The processing circuitry 110 is further configured to update the decoder 132 of the second machine-learning model 130 based on the trained version of the decoder received from the one or more devices 150-1, 150-2, . . . in each of the at least one iteration. For example, the processing circuitry 110 may be configured to update the decoder 132 of the second machine-learning model 130 based on the respective trained decoder 132-1′, 132-2′, . . . received from the one or more devices 150-1, 150-2, . . . in each of the at least one iteration. In other words, the processing circuitry 110 iteratively improves the decoder 132 of the smaller, second machine-learning model 130 based on training conducted on one or more devices 150-1, 150-2, . . . . Accordingly, the decoder 132 of the second machine-learning model 130 may be collaboratively trained across multiple devices 150-1, 150-2, . . . while keeping the (training) data localized to each device 150-1, 150-2, . . . . In case the system 199 comprises/uses only one of the one or more devices 150-1, 150-2, . . . , updating the decoder 132 of the second machine-learning model 130 may comprise or be replacing the decoder 132 with the trained version of the decoder received from the one device. In case the system 199 comprises/uses multiple devices 150-1, 150-2, . . . , the trained decoders 132-1′, 132-2′, . . . received from the devices 150-1, 150-2, . . . may be aggregated. Aggregation may be done in various ways, such as averaging (the model weights of) the received trained decoders 132-1′, 132-2′, . . . or using more sophisticated techniques like weighted averaging (where each device's trained decoder 132-1′, 132-2′, . . . is weighted by, e.g., the amount or quality of its local data), gradient aggregation or other federated optimization algorithms. The aggregation results in an updated version of the decoder 132 for the second machine-learning model 130. This updated decoder incorporates knowledge learned from the diverse datasets present on the different devices 150-1, 150-2, . . . .

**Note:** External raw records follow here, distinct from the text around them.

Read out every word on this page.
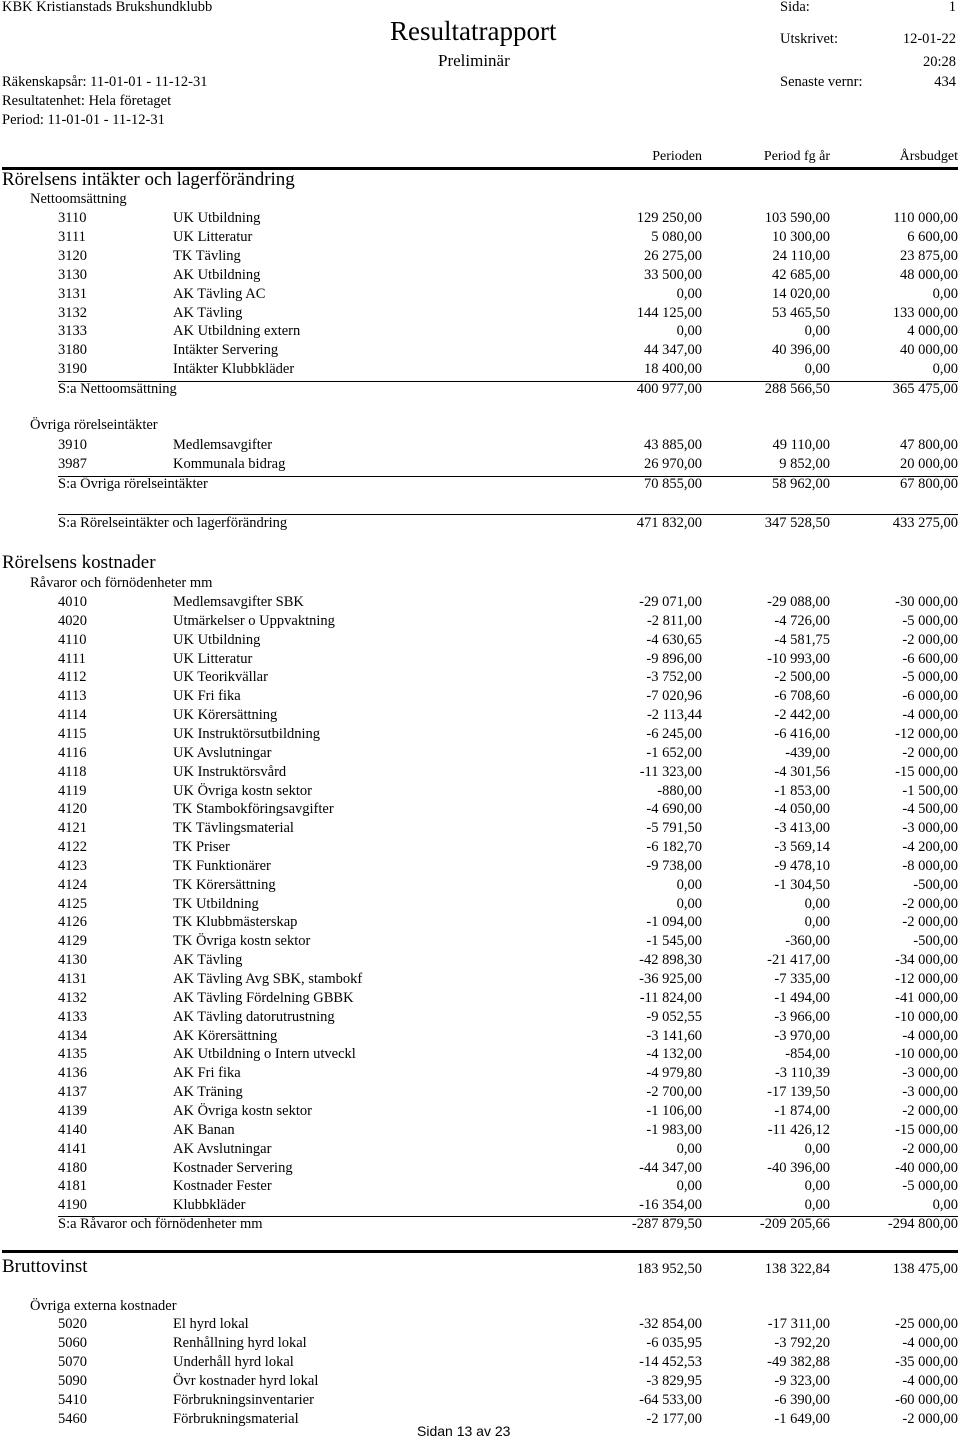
KBK Kristianstads Brukshundklubb
Resultatrapport
Preliminär
Sida:	1
Utskrivet:	12-01-22
20:28
Räkenskapsår: 11-01-01 - 11-12-31
Resultatenhet: Hela företaget
Period: 11-01-01 - 11-12-31
Senaste vernr:	434
Perioden	Period fg år	Årsbudget
Rörelsens intäkter och lagerförändring
Nettoomsättning
3110	UK Utbildning	129 250,00	103 590,00	110 000,00
3111	UK Litteratur	5 080,00	10 300,00	6 600,00
3120	TK Tävling	26 275,00	24 110,00	23 875,00
3130	AK Utbildning	33 500,00	42 685,00	48 000,00
3131	AK Tävling AC	0,00	14 020,00	0,00
3132	AK Tävling	144 125,00	53 465,50	133 000,00
3133	AK Utbildning extern	0,00	0,00	4 000,00
3180	Intäkter Servering	44 347,00	40 396,00	40 000,00
3190	Intäkter Klubbkläder	18 400,00	0,00	0,00
S:a Nettoomsättning	400 977,00	288 566,50	365 475,00
Övriga rörelseintäkter
3910	Medlemsavgifter	43 885,00	49 110,00	47 800,00
3987	Kommunala bidrag	26 970,00	9 852,00	20 000,00
S:a Övriga rörelseintäkter	70 855,00	58 962,00	67 800,00
S:a Rörelseintäkter och lagerförändring	471 832,00	347 528,50	433 275,00
Rörelsens kostnader
Råvaror och förnödenheter mm
4010	Medlemsavgifter SBK	-29 071,00	-29 088,00	-30 000,00
4020	Utmärkelser o Uppvaktning	-2 811,00	-4 726,00	-5 000,00
4110	UK Utbildning	-4 630,65	-4 581,75	-2 000,00
4111	UK Litteratur	-9 896,00	-10 993,00	-6 600,00
4112	UK Teorikvällar	-3 752,00	-2 500,00	-5 000,00
4113	UK Fri fika	-7 020,96	-6 708,60	-6 000,00
4114	UK Körersättning	-2 113,44	-2 442,00	-4 000,00
4115	UK Instruktörsutbildning	-6 245,00	-6 416,00	-12 000,00
4116	UK Avslutningar	-1 652,00	-439,00	-2 000,00
4118	UK Instruktörsvård	-11 323,00	-4 301,56	-15 000,00
4119	UK Övriga kostn sektor	-880,00	-1 853,00	-1 500,00
4120	TK Stambokföringsavgifter	-4 690,00	-4 050,00	-4 500,00
4121	TK Tävlingsmaterial	-5 791,50	-3 413,00	-3 000,00
4122	TK Priser	-6 182,70	-3 569,14	-4 200,00
4123	TK Funktionärer	-9 738,00	-9 478,10	-8 000,00
4124	TK Körersättning	0,00	-1 304,50	-500,00
4125	TK Utbildning	0,00	0,00	-2 000,00
4126	TK Klubbmästerskap	-1 094,00	0,00	-2 000,00
4129	TK Övriga kostn sektor	-1 545,00	-360,00	-500,00
4130	AK Tävling	-42 898,30	-21 417,00	-34 000,00
4131	AK Tävling Avg SBK, stambokf	-36 925,00	-7 335,00	-12 000,00
4132	AK Tävling Fördelning GBBK	-11 824,00	-1 494,00	-41 000,00
4133	AK Tävling datorutrustning	-9 052,55	-3 966,00	-10 000,00
4134	AK Körersättning	-3 141,60	-3 970,00	-4 000,00
4135	AK Utbildning o Intern utveckl	-4 132,00	-854,00	-10 000,00
4136	AK Fri fika	-4 979,80	-3 110,39	-3 000,00
4137	AK Träning	-2 700,00	-17 139,50	-3 000,00
4139	AK Övriga kostn sektor	-1 106,00	-1 874,00	-2 000,00
4140	AK Banan	-1 983,00	-11 426,12	-15 000,00
4141	AK Avslutningar	0,00	0,00	-2 000,00
4180	Kostnader Servering	-44 347,00	-40 396,00	-40 000,00
4181	Kostnader Fester	0,00	0,00	-5 000,00
4190	Klubbkläder	-16 354,00	0,00	0,00
S:a Råvaror och förnödenheter mm	-287 879,50	-209 205,66	-294 800,00
Bruttovinst	183 952,50	138 322,84	138 475,00
Övriga externa kostnader
5020	El hyrd lokal	-32 854,00	-17 311,00	-25 000,00
5060	Renhållning hyrd lokal	-6 035,95	-3 792,20	-4 000,00
5070	Underhåll hyrd lokal	-14 452,53	-49 382,88	-35 000,00
5090	Övr kostnader hyrd lokal	-3 829,95	-9 323,00	-4 000,00
5410	Förbrukningsinventarier	-64 533,00	-6 390,00	-60 000,00
5460	Förbrukningsmaterial	-2 177,00	-1 649,00	-2 000,00
Sidan 13 av 23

The processing circuitry 110 may be configured to update only the decoder 132 of the second machine-learning model 130 while keeping the backbone 131 of the second machine-learning model 130 unchanged (i.e., not alter, train or adapt) in each of the at least one iteration. By keeping the backbone 131 unchanged, uniformity to the backbone 121 of the first machine-learning model may be ensured.
The updated decoder of the second machine-learning model 130 is then distributed to the one or more devices 150-1, 150-2, . . . for the second and each further iteration of the at least one iteration for further training. In other words, the decoder received by the one or more devices 150-1, 150-2, . . . . for the second and each further iteration of the at least one iteration is an updated version of the received decoder compared to a previous iteration. This updated decoder is different from the one received in the previous iteration, as it has been improved using the new insights gained from the last round of training.

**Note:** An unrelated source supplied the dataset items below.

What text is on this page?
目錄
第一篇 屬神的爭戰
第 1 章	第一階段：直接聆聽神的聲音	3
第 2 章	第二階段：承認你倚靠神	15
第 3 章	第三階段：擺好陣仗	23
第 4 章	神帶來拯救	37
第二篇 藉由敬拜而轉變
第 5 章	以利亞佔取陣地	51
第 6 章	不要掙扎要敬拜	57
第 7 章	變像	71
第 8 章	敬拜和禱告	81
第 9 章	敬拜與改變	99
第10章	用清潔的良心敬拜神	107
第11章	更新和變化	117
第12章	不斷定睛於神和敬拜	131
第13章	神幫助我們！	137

The processing circuitry 110 as well as the respective processing circuitry 151-1, 151-2, . . . of the one or more devices 150-1, 150-2, . . . may be configured to iteratively perform the above until a) the second machine-learning model 130 with the updated decoder or b) the updated decoder of the second machine-learning model 130 satisfies a predefined criterion. This iterative processing allows to continually improve the performance of the second machine-learning model 130 by gradually refining its decoder 131 using training updates from the one or more devices 150-1, 150-2, . . . . The predefined criterion is a specific goal or condition set in advance that determines when the iterative process of updating the decoder 131 of the second machine-learning model 130 should stop. This criterion serves as a stopping rule for the training process to ensure that the decoder 131 of the second machine-learning model 130 has achieved the desired level of performance or has met a specific objective. The predefined criterion may, e.g., be a set of one or more predetermined conditions or thresholds that must be satisfied to conclude the iterative process of training or updating the decoder 131 of the second machine-learning model 130. These conditions may be based on various metrics related to the second machine-learning model 130′s performance, resource usage, or other relevant factors and are used to determine when further iterations are no longer necessary or beneficial. For example, the predefined criterion may be that the second machine-learning model 130 or its decoder 131 has converged (i.e., that further updated of the decoder 131 do not significantly change the performance of the second machine-learning model 130 or the decoder 131). Alternatively or additionally, the predefined criterion may be that the second machine-learning model 130 or its decoder 131 achieves a predefined accuracy threshold (e.g., on a validation data), indicating that it is sufficiently trained. Further alternatively or additionally, the predefined criterion may be that a predefined maximum number of iterations is achieved. This may allow to avoid indefinite training and ensure timely deployment. The predefined criterion ensures that the iterative process is efficient and stops when the desired performance is achieved.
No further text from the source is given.